We read with great interest the report by Broberg et al on seeking an optimal relation between oxygen saturation at rest and hemoglobin (Hb). In patients with Eisenmenger syndrome (ES), chronic hypoxia due to right-to-left shunting results in increased erythropoiesis with secondary erythrocytosis. This is a physiologic response to maintain arterial oxygen content and therefore oxygen delivery to the peripheral tissues.
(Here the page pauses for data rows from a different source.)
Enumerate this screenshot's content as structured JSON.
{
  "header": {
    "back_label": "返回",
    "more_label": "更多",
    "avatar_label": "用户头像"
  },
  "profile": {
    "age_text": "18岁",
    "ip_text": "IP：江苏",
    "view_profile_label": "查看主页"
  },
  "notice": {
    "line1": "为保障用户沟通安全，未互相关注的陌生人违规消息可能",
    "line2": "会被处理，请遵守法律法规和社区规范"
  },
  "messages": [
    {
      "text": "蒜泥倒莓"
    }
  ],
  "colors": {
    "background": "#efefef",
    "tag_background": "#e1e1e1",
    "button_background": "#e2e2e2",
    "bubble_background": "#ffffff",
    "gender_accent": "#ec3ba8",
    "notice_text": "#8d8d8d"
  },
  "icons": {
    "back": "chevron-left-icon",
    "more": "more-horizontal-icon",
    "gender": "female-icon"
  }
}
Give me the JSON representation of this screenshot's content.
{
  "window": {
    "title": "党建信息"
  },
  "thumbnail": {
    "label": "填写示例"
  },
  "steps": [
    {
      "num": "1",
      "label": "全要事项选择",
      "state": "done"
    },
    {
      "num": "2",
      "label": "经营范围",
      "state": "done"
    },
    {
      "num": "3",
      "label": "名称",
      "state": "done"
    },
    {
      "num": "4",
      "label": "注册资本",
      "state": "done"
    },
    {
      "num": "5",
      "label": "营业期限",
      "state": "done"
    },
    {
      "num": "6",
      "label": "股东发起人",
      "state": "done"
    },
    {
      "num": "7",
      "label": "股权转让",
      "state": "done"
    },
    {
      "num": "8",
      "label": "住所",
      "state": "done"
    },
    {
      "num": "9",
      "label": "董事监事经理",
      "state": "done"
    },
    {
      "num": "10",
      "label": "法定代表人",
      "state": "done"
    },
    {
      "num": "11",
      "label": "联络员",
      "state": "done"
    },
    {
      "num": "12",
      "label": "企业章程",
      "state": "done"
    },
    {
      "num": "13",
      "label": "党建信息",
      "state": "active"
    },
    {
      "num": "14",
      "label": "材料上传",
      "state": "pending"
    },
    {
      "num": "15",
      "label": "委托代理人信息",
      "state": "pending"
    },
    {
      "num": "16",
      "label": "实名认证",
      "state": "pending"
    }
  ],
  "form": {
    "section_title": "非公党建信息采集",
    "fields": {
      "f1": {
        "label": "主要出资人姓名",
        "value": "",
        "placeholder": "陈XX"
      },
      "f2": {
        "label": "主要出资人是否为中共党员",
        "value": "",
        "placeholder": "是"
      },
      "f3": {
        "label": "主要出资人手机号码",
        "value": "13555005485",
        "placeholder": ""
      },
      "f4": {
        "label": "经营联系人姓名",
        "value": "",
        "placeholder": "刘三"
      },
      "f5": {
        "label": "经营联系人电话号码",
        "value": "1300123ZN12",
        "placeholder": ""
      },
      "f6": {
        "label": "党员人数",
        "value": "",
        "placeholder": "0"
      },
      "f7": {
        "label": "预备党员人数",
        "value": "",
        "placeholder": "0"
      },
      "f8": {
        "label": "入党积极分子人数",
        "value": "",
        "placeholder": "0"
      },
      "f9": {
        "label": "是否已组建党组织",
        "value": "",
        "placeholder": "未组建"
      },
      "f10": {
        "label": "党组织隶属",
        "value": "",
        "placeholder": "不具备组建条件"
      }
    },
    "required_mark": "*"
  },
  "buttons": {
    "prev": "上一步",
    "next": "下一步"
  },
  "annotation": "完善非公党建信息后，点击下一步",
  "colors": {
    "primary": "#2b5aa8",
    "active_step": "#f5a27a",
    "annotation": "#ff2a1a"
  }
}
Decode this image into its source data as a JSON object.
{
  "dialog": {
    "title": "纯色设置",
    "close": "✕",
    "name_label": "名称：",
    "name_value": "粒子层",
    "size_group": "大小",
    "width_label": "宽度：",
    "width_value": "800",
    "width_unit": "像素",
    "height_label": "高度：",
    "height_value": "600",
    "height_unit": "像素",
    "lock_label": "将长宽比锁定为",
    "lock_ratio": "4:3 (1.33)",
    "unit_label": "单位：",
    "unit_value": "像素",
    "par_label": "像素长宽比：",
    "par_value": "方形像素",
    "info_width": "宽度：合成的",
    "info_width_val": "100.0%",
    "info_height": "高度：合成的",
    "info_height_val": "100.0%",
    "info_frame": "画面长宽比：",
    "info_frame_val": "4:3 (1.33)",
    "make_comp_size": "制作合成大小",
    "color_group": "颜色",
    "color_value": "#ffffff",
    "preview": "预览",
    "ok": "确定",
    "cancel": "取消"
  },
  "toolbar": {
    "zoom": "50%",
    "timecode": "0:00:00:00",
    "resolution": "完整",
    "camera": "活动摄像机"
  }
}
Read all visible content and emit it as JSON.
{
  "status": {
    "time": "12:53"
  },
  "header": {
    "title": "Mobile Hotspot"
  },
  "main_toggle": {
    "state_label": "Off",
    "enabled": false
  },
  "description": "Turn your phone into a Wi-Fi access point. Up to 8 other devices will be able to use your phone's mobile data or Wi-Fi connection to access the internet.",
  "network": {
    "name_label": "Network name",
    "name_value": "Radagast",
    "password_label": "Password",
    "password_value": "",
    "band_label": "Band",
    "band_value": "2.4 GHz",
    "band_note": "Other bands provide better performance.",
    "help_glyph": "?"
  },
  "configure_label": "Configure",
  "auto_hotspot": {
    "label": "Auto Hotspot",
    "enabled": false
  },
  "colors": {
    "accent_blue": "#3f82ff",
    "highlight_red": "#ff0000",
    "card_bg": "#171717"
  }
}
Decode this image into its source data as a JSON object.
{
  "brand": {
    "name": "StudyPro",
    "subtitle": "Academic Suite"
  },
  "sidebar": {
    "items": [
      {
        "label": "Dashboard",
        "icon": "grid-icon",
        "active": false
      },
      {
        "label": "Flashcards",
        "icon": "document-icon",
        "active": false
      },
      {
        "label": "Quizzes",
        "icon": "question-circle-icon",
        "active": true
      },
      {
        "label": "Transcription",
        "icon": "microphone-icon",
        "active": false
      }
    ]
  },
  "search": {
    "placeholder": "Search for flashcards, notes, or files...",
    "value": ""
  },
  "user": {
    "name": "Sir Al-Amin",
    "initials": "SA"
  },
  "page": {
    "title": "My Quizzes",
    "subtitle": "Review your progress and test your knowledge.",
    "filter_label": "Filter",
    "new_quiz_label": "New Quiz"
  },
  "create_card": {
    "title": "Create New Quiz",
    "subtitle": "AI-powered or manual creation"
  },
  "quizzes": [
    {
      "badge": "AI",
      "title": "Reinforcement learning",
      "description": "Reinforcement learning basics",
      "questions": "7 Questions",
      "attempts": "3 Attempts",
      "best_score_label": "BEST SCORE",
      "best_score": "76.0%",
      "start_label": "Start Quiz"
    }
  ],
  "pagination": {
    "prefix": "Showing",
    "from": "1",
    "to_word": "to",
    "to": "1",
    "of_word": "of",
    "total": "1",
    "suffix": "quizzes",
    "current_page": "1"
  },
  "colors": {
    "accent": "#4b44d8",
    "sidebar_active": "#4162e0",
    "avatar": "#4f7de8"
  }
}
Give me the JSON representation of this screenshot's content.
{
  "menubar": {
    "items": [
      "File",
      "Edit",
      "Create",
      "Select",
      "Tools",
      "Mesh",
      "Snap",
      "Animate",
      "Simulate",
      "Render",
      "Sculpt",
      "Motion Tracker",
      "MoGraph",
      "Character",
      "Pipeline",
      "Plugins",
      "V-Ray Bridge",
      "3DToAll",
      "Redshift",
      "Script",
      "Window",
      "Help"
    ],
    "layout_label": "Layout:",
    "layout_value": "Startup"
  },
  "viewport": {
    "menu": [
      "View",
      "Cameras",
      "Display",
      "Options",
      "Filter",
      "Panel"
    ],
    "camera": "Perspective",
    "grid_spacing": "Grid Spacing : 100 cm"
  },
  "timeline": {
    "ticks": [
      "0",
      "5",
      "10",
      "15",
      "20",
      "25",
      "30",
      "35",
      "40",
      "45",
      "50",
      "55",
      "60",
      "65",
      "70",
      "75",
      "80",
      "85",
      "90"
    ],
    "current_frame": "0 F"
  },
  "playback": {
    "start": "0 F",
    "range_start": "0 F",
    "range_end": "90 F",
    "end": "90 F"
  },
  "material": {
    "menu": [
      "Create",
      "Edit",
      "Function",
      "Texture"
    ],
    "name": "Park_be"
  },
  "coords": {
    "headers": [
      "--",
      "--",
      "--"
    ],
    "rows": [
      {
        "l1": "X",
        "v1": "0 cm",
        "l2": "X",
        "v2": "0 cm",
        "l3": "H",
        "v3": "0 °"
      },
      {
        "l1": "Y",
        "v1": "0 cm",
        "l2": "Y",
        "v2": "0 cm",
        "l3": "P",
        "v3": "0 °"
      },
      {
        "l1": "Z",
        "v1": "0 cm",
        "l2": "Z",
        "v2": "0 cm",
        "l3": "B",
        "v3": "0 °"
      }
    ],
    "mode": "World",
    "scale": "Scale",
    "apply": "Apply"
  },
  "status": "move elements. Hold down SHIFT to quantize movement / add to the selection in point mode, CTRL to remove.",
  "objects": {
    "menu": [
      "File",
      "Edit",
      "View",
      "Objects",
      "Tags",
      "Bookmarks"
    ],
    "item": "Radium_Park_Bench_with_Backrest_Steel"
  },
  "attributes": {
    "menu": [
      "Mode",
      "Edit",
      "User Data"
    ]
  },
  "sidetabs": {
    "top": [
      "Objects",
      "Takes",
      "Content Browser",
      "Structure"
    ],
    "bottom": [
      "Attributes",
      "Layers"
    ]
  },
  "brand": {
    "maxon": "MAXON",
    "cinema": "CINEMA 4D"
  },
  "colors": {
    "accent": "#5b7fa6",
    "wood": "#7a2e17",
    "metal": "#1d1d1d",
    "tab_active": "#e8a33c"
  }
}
Iron replacement therapy in iron-deficient cyanotic congenital heart disease patients caused an increase in Hb, which resulted in a significant improvement in exercise tolerance. In contrast, an increase in whole-blood viscosity (WBV) is an unavoidable result of an increased erythropoiesis and, by increasing peripheral resistance, will increase the afterload in patients with ES. Broberg et al showed earlier that hematocrit (Hct) is the main determinant of WBV, independent of red cell size, red cell shape, or iron stores. However, it has also been shown that for a certain Hb concentration, WBV may be higher in iron-deficient patients. Should we focus on Hct or Hb in patients with ES?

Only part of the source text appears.